Na cultura política está se impondo um liberalismo libertário. Inclusive a esquerda acolhe este discurso, depois de que, com a queda dos regimes comunistas, desapareceu a teoria econômica e social socialista.

O liberalismo clássico tinha duas vertentes: um liberalismo econômico, que pretendia eliminar as barreiras e fronteiras com a produção industrial e o comércio; e um liberalismo político, que protege e aumenta as liberdades políticas das pessoas.

A partir de 1968 chegou um novo liberalismo sexual. Esse é o liberalismo libertário. A defesa do sexo usado de qualquer forma. Isso afetou profundamente a família, que é a base da civilização.

ZENIT: Em que medida a antropologia cristã está envolvida atualmente na nossa cultura?

Juan Luis Lorda: O cristianismo forma parte, e muito importante, de nossa cultura. Não gosto quando se fala do atrito entre Igreja e mundo moderno, porque a Igreja ou os cristãos formam parte do mundo moderno.

Não só porque vivemos nele, mas também porque muitas das grandes ideias do mundo moderno estão enraizadas no cristianismo.

O famoso lema da Revolução francesa, “liberdade, igualdade, fraternidade”, expressa ideiais cristãos.

Nós, cristãos, cremos na existência real da liberdade, na qual todos os homens são iguais e em que somos irmãos porque somos filhos de Deus. Mas uma grande parte da cultura moderna atual não acredita nisso. O materialismo científico não acredita, por exemplo, na liberdade. E a biologia não acredita na igualdade ou na fraternidade. A evolução das espécies funciona porque não há igualdade e porque o mais forte se impõe.

Uma grande parte da cultura moderna já não é capaz de sustentar seus fundamentos, porque não acredita neles. Menos ainda acredita no valor ou dignidade da vida humana.

A extensão do aborto é uma prova que se impõe na utilidade sobre o valor: faço o que quero ou o que me convém, acima do que é valioso, do que devo, do que é bom.

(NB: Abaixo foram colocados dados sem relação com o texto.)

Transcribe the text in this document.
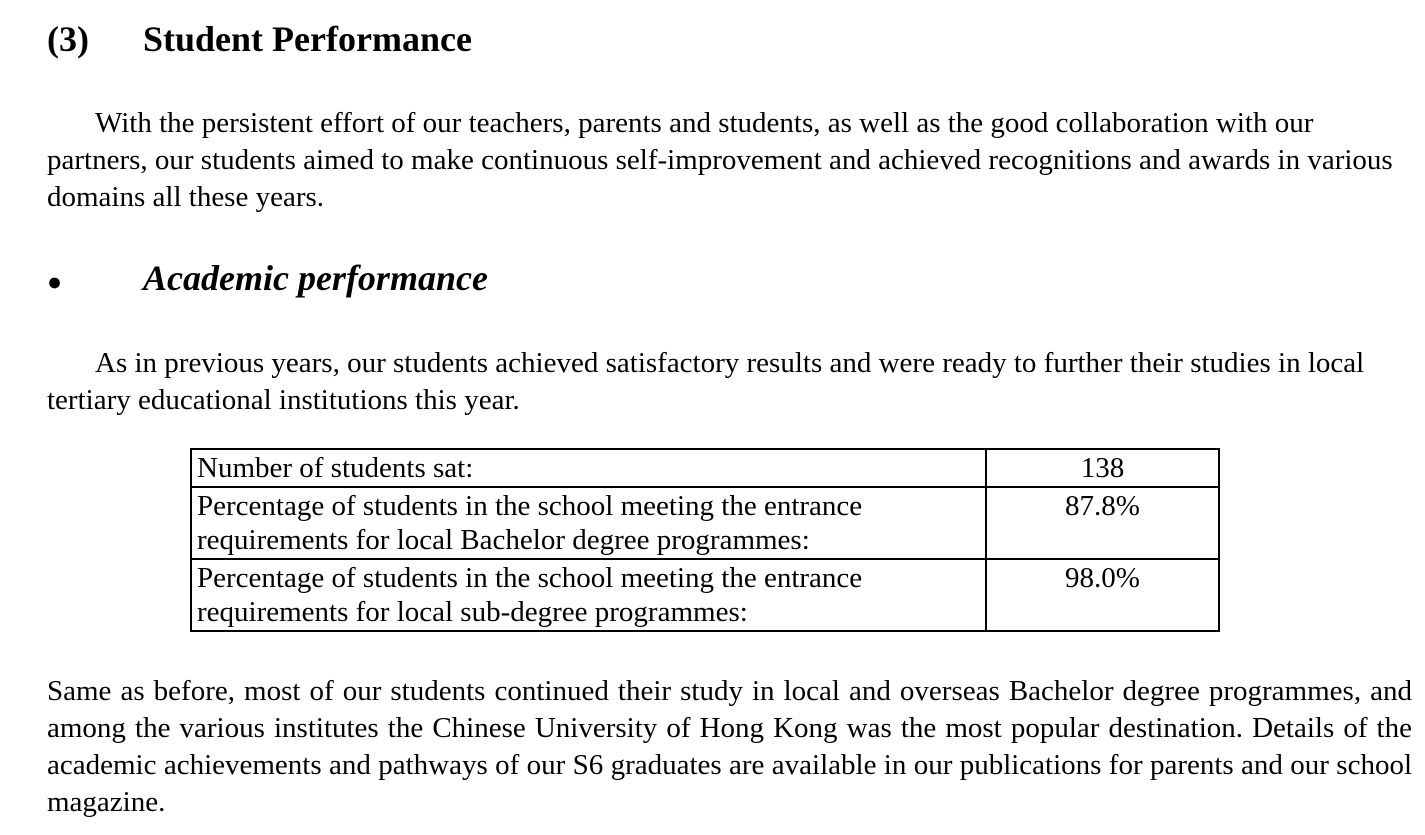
(3)	Student Performance

With the persistent effort of our teachers, parents and students, as well as the good collaboration with our partners, our students aimed to make continuous self-improvement and achieved recognitions and awards in various domains all these years.

●	Academic performance

As in previous years, our students achieved satisfactory results and were ready to further their studies in local tertiary educational institutions this year.

Number of students sat:	138
Percentage of students in the school meeting the entrance requirements for local Bachelor degree programmes:	87.8%
Percentage of students in the school meeting the entrance requirements for local sub-degree programmes:	98.0%

Same as before, most of our students continued their study in local and overseas Bachelor degree programmes, and among the various institutes the Chinese University of Hong Kong was the most popular destination. Details of the academic achievements and pathways of our S6 graduates are available in our publications for parents and our school magazine.
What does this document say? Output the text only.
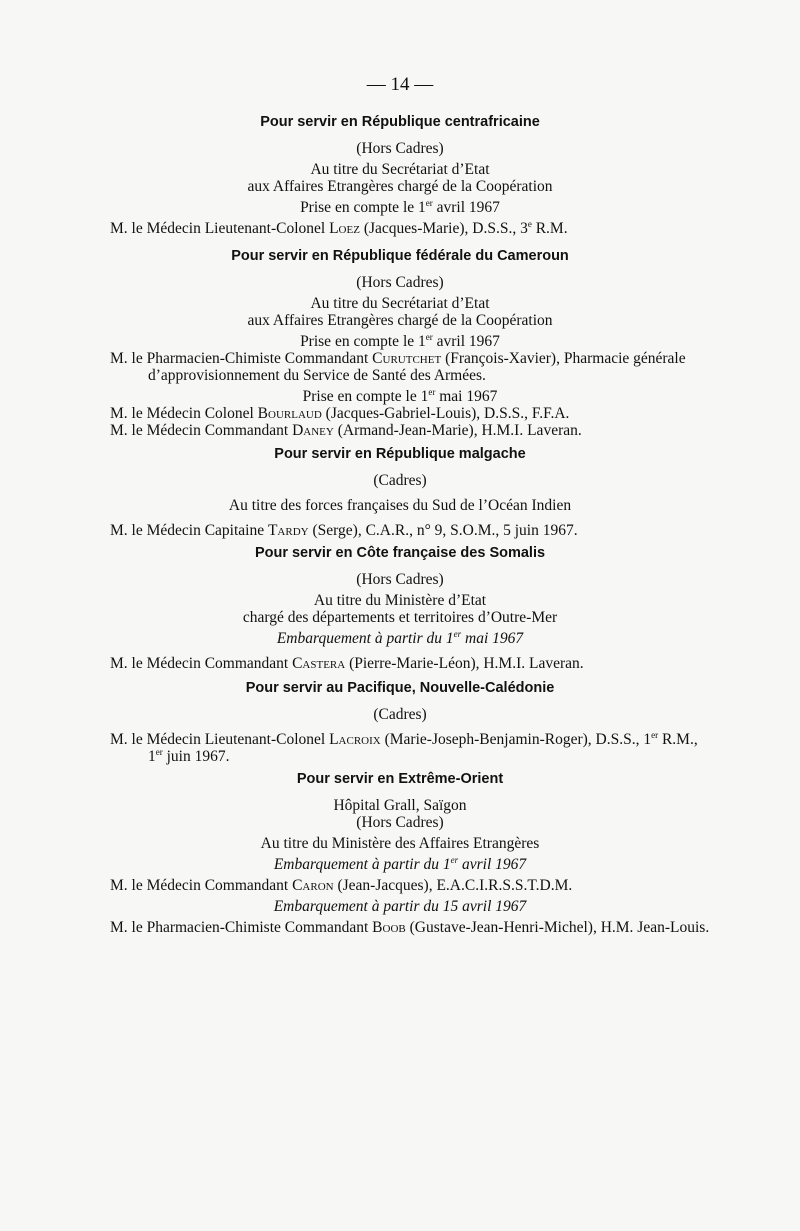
— 14 —
Pour servir en République centrafricaine
(Hors Cadres)
Au titre du Secrétariat d’Etat
aux Affaires Etrangères chargé de la Coopération
Prise en compte le 1er avril 1967
M. le Médecin Lieutenant-Colonel Loez (Jacques-Marie), D.S.S., 3e R.M.
Pour servir en République fédérale du Cameroun
(Hors Cadres)
Au titre du Secrétariat d’Etat
aux Affaires Etrangères chargé de la Coopération
Prise en compte le 1er avril 1967
M. le Pharmacien-Chimiste Commandant Curutchet (François-Xavier), Pharmacie générale
d’approvisionnement du Service de Santé des Armées.
Prise en compte le 1er mai 1967
M. le Médecin Colonel Bourlaud (Jacques-Gabriel-Louis), D.S.S., F.F.A.
M. le Médecin Commandant Daney (Armand-Jean-Marie), H.M.I. Laveran.
Pour servir en République malgache
(Cadres)
Au titre des forces françaises du Sud de l’Océan Indien
M. le Médecin Capitaine Tardy (Serge), C.A.R., n° 9, S.O.M., 5 juin 1967.
Pour servir en Côte française des Somalis
(Hors Cadres)
Au titre du Ministère d’Etat
chargé des départements et territoires d’Outre-Mer
Embarquement à partir du 1er mai 1967
M. le Médecin Commandant Castera (Pierre-Marie-Léon), H.M.I. Laveran.
Pour servir au Pacifique, Nouvelle-Calédonie
(Cadres)
M. le Médecin Lieutenant-Colonel Lacroix (Marie-Joseph-Benjamin-Roger), D.S.S., 1er R.M.,
1er juin 1967.
Pour servir en Extrême-Orient
Hôpital Grall, Saïgon
(Hors Cadres)
Au titre du Ministère des Affaires Etrangères
Embarquement à partir du 1er avril 1967
M. le Médecin Commandant Caron (Jean-Jacques), E.A.C.I.R.S.S.T.D.M.
Embarquement à partir du 15 avril 1967
M. le Pharmacien-Chimiste Commandant Boob (Gustave-Jean-Henri-Michel), H.M. Jean-Louis.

No fundo, muitos defendem que o homem, cada homem, é somente um pouco de matéria casualmente organizada. Nós acreditamos que é um grande valor.

Os cristãos são os grandes humanistas da cultura moderna, ainda que não sejamos os únicos, porque muita gente com sentido comum e com sentido da beleza ou da justiça compartilha estas convicções.

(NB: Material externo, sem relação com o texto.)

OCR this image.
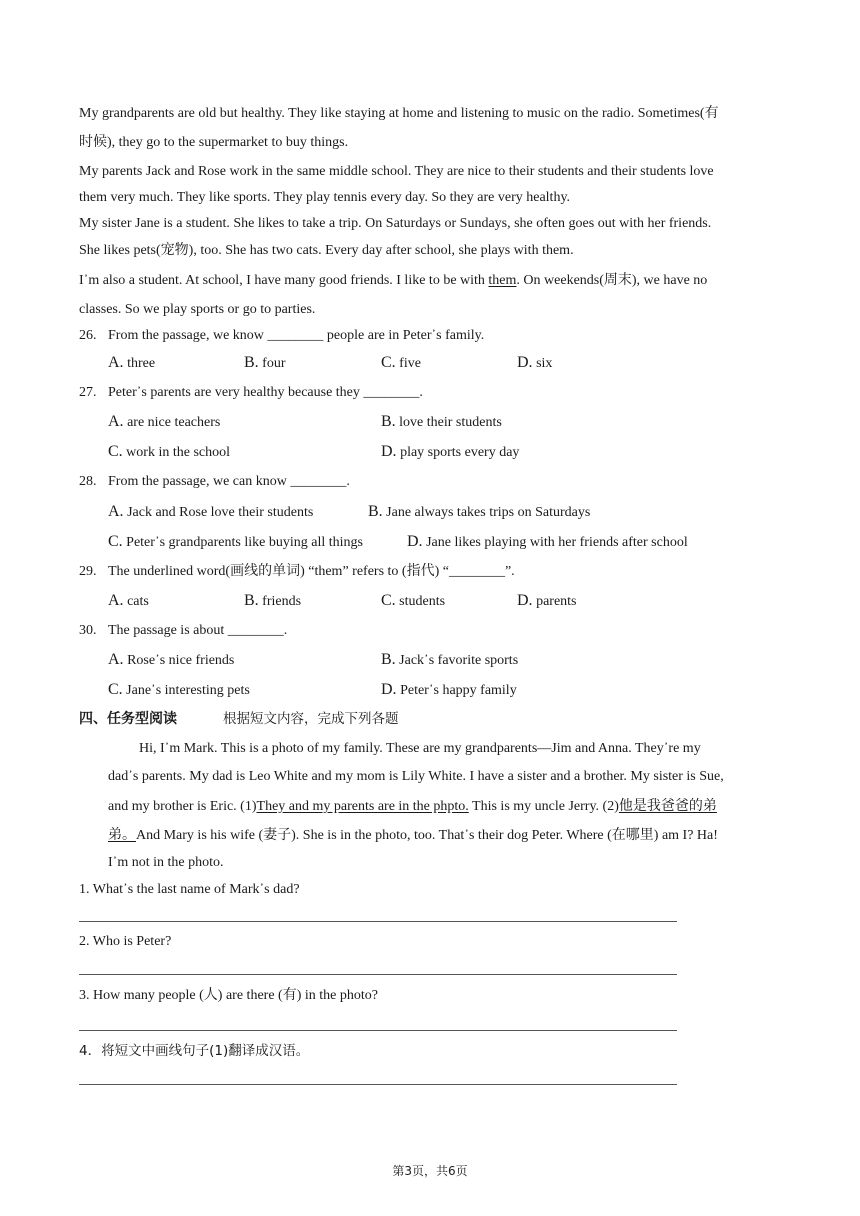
My grandparents are old but healthy. They like staying at home and listening to music on the radio. Sometimes(有
时候), they go to the supermarket to buy things.
My parents Jack and Rose work in the same middle school. They are nice to their students and their students love
them very much. They like sports. They play tennis every day. So they are very healthy.
My sister Jane is a student. She likes to take a trip. On Saturdays or Sundays, she often goes out with her friends.
She likes pets(宠物), too. She has two cats. Every day after school, she plays with them.
I᾿m also a student. At school, I have many good friends. I like to be with them. On weekends(周末), we have no
classes. So we play sports or go to parties.
26. From the passage, we know ________ people are in Peter᾿s family.
A. three	B. four	C. five	D. six
27. Peter᾿s parents are very healthy because they ________.
A. are nice teachers	B. love their students
C. work in the school	D. play sports every day
28. From the passage, we can know ________.
A. Jack and Rose love their students	B. Jane always takes trips on Saturdays
C. Peter᾿s grandparents like buying all things	D. Jane likes playing with her friends after school
29. The underlined word(画线的单词) “them” refers to (指代) “________”.
A. cats	B. friends	C. students	D. parents
30. The passage is about ________.
A. Rose᾿s nice friends	B. Jack᾿s favorite sports
C. Jane᾿s interesting pets	D. Peter᾿s happy family
四、任务型阅读	根据短文内容，完成下列各题
Hi, I᾿m Mark. This is a photo of my family. These are my grandparents—Jim and Anna. They᾿re my
dad᾿s parents. My dad is Leo White and my mom is Lily White. I have a sister and a brother. My sister is Sue,
and my brother is Eric. (1)They and my parents are in the phpto. This is my uncle Jerry. (2)他是我爸爸的弟
弟。And Mary is his wife (妻子). She is in the photo, too. That᾿s their dog Peter. Where (在哪里) am I? Ha!
I᾿m not in the photo.
1. What᾿s the last name of Mark᾿s dad?
2. Who is Peter?
3. How many people (人) are there (有) in the photo?
4．将短文中画线句子(1)翻译成汉语。
第3页，共6页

ZENIT: Como aborda as questões da bioética como a clonagem ou o transhumanismo na compreensão tradicional do que é o homem?

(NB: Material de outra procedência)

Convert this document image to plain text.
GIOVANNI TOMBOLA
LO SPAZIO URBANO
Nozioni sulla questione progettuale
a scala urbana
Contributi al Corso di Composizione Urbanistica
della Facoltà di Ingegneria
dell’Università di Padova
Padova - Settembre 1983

Juan Luis Lorda: Parece-me que não tratam de entender melhor o homem, mas que querem usá-lo. Não focam no tema da dignidade humana, mas da utilidade. Por isso, não lhes importa gerar milhares de embriões humanos e deixá-los em refrigeradores com alguma finalidade posterior ou até mesmo para testes cosméticos.

É missão de todos, mas especialmente das pessoas mais comprometidas, defender diante disto a dignidade humana. Não é só coisa de cristãos. Como dissemos, compartilhamos estes valores com muitos que acreditam na existência da justiça, beleza, do amor humano e da dignidade humana.

ZENIT: Como a Igreja enfrenta o desafio de manter e aprofundar o conceito de “pessoa humana” no futuro?

Juan Luis Lorda: Pode-se dizer que a Igreja é a grande defensora da dignidade humana. Graças a Deus, compartilhamos esta preocupação com muitos homens de boa vontade.

Nós acreditamos que a dignidade humana se baseia em que o homem é imagem de Deus. Nem todos sabem, mas percebem de alguma forma ao ver as manifestações da bondade humana: inteligência, moral, sentido estético... com isso alcançam compreender algo da dignidade humana.

Diante disso, nós encontramos pessoas que têm uma mentalidade materialista, que acreditam que o homem é uma acumulação de matéria e, portanto, é a mesma coisa destruir um monte de areia ou uma pessoa, praticamente.

Também há pessoas que sacrificam tudo para sua utilidade, a sua conveniência. Isso é a essência da imoralidade. Por isso, não respeitam a dignidade, nem de sua pessoa nem de nada.